I was looking through my dad’s folder of handwritten recipes for the Coq au Vin he used to make, my choice for Valentine’s Day dinner, when I found another–Greek Pork Stew. It sounded like the perfect thing for a cold winter night and something that would freeze well for next week when I’m on a cheese-making course in Lynden and my husband is here; I thought it would be nice to have a few alternatives to his usual home-alone peanut butter toast. Until a few years ago, I thought pork was the worst of all meat–a pale, dry, tasteless lump. And then came exposure to farm-raised pigs and I understood; that crate-free life foraging in the sun and fresh air isn’t just more humane, it makes for pork that is rich, slightly red in color and full of fat and flavor.
Greek Pork Stew
1 1/2 lbs. pork shoulder, cubed
4 or 5 T olive oil
1/2 lb. small white onions, peeled and left whole
8 cloves garlic, sliced
1 28-oz can whole tomatoes, cut into pieces in the can with kitchen shears
1 1/2 cups red wine
2 bay leaves
zest of one lemon (remove strips with a vegetable peeler)

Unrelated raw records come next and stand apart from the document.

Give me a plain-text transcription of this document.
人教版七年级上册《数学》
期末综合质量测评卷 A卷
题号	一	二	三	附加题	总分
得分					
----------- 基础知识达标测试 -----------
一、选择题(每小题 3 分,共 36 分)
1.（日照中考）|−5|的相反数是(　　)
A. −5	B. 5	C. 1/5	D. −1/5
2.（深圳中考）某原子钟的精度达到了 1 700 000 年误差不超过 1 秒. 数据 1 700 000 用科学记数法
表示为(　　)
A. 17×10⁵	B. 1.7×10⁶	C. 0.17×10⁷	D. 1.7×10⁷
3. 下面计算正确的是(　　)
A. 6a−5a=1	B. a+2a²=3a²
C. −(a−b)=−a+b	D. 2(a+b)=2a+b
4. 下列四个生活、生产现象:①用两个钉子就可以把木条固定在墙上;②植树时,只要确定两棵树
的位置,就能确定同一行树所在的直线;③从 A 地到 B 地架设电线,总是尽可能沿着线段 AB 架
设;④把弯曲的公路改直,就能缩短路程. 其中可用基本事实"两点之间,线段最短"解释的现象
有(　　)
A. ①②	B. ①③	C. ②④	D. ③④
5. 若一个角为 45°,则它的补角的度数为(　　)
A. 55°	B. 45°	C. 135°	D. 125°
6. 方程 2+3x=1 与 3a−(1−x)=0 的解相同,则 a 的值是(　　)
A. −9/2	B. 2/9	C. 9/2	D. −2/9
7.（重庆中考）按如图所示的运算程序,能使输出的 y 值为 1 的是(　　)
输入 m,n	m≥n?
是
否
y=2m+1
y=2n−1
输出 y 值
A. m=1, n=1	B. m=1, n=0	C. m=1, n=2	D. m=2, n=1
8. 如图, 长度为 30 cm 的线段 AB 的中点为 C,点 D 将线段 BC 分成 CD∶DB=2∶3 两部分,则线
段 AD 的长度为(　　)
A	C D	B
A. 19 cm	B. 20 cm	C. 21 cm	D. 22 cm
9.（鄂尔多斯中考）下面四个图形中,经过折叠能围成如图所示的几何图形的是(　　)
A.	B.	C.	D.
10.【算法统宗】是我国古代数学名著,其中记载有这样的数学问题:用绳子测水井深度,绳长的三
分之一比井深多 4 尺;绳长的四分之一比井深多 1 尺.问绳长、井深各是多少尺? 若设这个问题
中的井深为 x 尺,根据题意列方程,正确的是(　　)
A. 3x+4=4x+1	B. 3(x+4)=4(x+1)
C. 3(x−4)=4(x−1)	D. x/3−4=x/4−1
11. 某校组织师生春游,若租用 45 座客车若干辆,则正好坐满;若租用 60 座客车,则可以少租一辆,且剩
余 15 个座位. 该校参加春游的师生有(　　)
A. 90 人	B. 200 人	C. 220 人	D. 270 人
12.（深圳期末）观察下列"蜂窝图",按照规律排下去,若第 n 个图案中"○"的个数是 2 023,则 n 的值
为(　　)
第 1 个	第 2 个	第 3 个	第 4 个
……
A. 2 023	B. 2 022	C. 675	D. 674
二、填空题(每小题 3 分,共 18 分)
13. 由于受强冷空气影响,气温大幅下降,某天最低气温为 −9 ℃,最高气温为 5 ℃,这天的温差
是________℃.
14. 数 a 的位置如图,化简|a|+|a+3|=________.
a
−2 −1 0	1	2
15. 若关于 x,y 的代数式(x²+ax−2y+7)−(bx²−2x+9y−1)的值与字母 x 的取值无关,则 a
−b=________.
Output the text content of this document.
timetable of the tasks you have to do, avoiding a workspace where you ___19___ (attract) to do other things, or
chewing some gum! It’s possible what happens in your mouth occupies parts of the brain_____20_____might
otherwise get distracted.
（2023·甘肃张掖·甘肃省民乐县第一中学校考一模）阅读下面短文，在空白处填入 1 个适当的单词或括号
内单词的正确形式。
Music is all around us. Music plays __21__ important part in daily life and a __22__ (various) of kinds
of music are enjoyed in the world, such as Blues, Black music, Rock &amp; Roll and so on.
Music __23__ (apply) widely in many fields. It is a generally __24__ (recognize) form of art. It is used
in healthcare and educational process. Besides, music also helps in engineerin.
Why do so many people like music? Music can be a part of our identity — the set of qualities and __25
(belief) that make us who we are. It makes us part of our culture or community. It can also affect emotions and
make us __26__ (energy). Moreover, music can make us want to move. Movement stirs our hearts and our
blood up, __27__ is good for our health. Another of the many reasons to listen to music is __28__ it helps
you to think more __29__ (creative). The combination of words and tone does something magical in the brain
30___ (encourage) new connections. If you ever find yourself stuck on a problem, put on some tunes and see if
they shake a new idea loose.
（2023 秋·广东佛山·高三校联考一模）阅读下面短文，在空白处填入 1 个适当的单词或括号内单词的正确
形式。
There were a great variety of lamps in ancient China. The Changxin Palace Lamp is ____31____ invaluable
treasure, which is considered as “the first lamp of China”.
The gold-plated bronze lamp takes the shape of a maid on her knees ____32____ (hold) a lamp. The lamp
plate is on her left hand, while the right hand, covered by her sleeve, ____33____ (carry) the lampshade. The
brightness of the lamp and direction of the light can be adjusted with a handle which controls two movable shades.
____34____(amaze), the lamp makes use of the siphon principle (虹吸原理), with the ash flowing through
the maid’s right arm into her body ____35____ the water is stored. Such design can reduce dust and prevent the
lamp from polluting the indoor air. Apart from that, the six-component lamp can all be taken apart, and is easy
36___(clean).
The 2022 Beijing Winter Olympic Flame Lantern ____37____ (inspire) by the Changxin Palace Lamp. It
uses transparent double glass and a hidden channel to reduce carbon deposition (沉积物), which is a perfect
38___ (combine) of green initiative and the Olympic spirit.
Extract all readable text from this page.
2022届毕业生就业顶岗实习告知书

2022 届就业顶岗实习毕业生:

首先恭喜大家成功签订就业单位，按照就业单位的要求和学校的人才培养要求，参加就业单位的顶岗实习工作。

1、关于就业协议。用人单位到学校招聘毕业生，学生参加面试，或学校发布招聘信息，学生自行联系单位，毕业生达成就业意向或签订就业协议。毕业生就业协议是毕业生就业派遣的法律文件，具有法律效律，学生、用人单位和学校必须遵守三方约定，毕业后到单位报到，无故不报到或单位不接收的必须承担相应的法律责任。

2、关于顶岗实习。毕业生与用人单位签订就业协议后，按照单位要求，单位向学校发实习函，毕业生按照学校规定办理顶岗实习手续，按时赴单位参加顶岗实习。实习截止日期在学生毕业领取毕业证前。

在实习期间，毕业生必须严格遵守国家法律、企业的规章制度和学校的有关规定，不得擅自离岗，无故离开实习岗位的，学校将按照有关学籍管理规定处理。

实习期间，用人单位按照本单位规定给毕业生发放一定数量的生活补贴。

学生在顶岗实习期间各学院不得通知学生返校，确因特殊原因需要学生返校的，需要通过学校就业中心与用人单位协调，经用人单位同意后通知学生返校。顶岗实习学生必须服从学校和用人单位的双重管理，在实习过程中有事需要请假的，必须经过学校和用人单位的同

1 T chopped fresh rosemary
2 tsp. dried oregano
2 T chopped fresh basil
salt and pepper
Brown the pork in olive oil in a dutch oven, working in a couple of batches. Remove and set aside. Add the onions and garlic and cook gently, adding a little water to keep from burning, for about 5 minutes, covered. Remove cover, add back the pork and remaining ingredients. Bring to a boil, reduce to a simmer, and place the lid on, but not tightly, so that some of the liquid can escape. Simmer for about 2 or 3 hours or until the pork is very tender. Remove pork and onions with a slotted spoon and set aside. Raise heat on stove and simmer liquid until thickened. Return pork and onions to pot and stir to heat through. Serve with roasted potatoes or with orzo.